To many frontline physicians, such an approach is unconscionable when dealing with potentially fatal illnesses. (There are many ways around this, such as comparing the effects of two different potential treatments between two groups, as opposed to allowing only one group to receive any treatment.) It casts patients in trials as guinea pigs rather than full human beings, seeking real treatment, who deserve particular care. Frontline physicians do not see their role as serving the cause of medicine, but rather the vulnerable people in front of them. By adopting a framework in which people serve as mere data points, policymakers risk distancing patients from their doctors in a way that is reminiscent of the hypothetical scenario presented by the Talmud.

Camosy’s suggested reforms focus on how people outside the medical system can encourage a culture that emphasizes human equality—volunteering at nursing homes, living with or near elderly family members, aspiring to raise large families to provide long-term support. But there are other means of restoring medicine, starting from the way the profession is ordered by regulators. In offering solutions only for those outside of the medical profession or government, Camosy misses the opportunity to offer a vision for concrete, systemic change. He makes the case that medicine has become secularized, but not a case for how to restore it from within.

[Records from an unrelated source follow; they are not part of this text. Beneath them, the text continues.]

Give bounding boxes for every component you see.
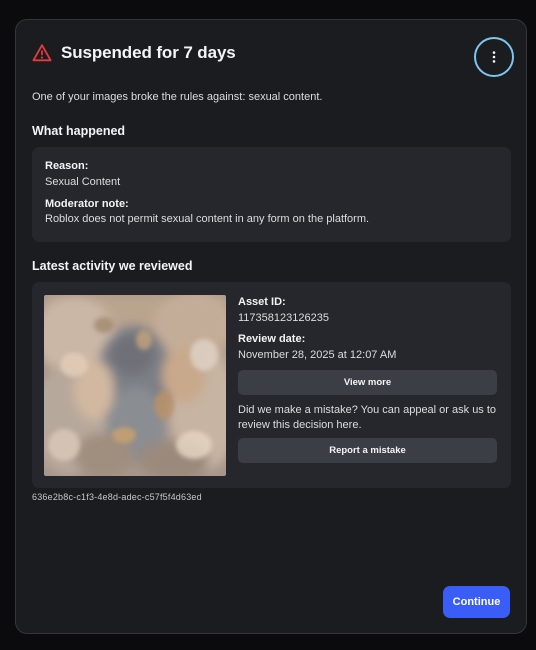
moderator-note-value: Roblox does not permit sexual content in… — [45, 213, 370, 225]
asset-id-value: 117358123126235 — [238, 312, 329, 324]
asset-thumbnail — [44, 295, 226, 476]
moderator-note-label: Moderator note: — [45, 198, 129, 210]
report-mistake-button[interactable]: Report a mistake — [238, 438, 497, 463]
more-vertical-icon — [492, 51, 496, 63]
reviewed-activity-card: Asset ID: 117358123126235 Review date: N… — [32, 282, 511, 488]
what-happened-card: Reason: Sexual Content Moderator note: R… — [32, 147, 511, 242]
suspension-dialog: Suspended for 7 days One of your images … — [15, 19, 527, 634]
reason-value: Sexual Content — [45, 176, 121, 188]
review-date-label: Review date: — [238, 333, 306, 345]
what-happened-heading: What happened — [32, 124, 126, 138]
asset-details: Asset ID: 117358123126235 Review date: N… — [238, 295, 498, 463]
case-guid: 636e2b8c-c1f3-4e8d-adec-c57f5f4d63ed — [32, 492, 202, 502]
reason-label: Reason: — [45, 160, 89, 172]
warning-triangle-icon — [32, 44, 52, 62]
asset-id-label: Asset ID: — [238, 296, 286, 308]
dialog-header: Suspended for 7 days — [32, 43, 236, 63]
more-options-button[interactable] — [474, 37, 514, 77]
continue-button[interactable]: Continue — [443, 586, 510, 618]
view-more-button[interactable]: View more — [238, 370, 497, 395]
latest-activity-heading: Latest activity we reviewed — [32, 259, 193, 273]
dialog-title: Suspended for 7 days — [61, 43, 236, 62]
review-date-value: November 28, 2025 at 12:07 AM — [238, 349, 397, 361]
violation-summary: One of your images broke the rules again… — [32, 91, 323, 103]
appeal-message: Did we make a mistake? You can appeal or… — [238, 404, 497, 431]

Since antiquity, doctors have been trained to be skeptical of their own motives. Oaths of ethics attributed to Hippocrates and Maimonides, along with more modern iterations such as the Declaration of Geneva, all emphasize the humanity and vulnerability of patients, warning doctors not to harm those in their care. In other words, a suspicion of physicians is baked into their own professional self-image. Any number of institutions have been put in place to maintain the profession’s integrity, but central to all this is the proper arrangement of the physician-patient relationship, which is too often casually undermined in medical policymaking.

Devorah Goldman, a senior editor at Mosaic magazine and contributing editor of American Purpose, is the Tikvah Visiting Fellow at the Ethics and Public Policy Center.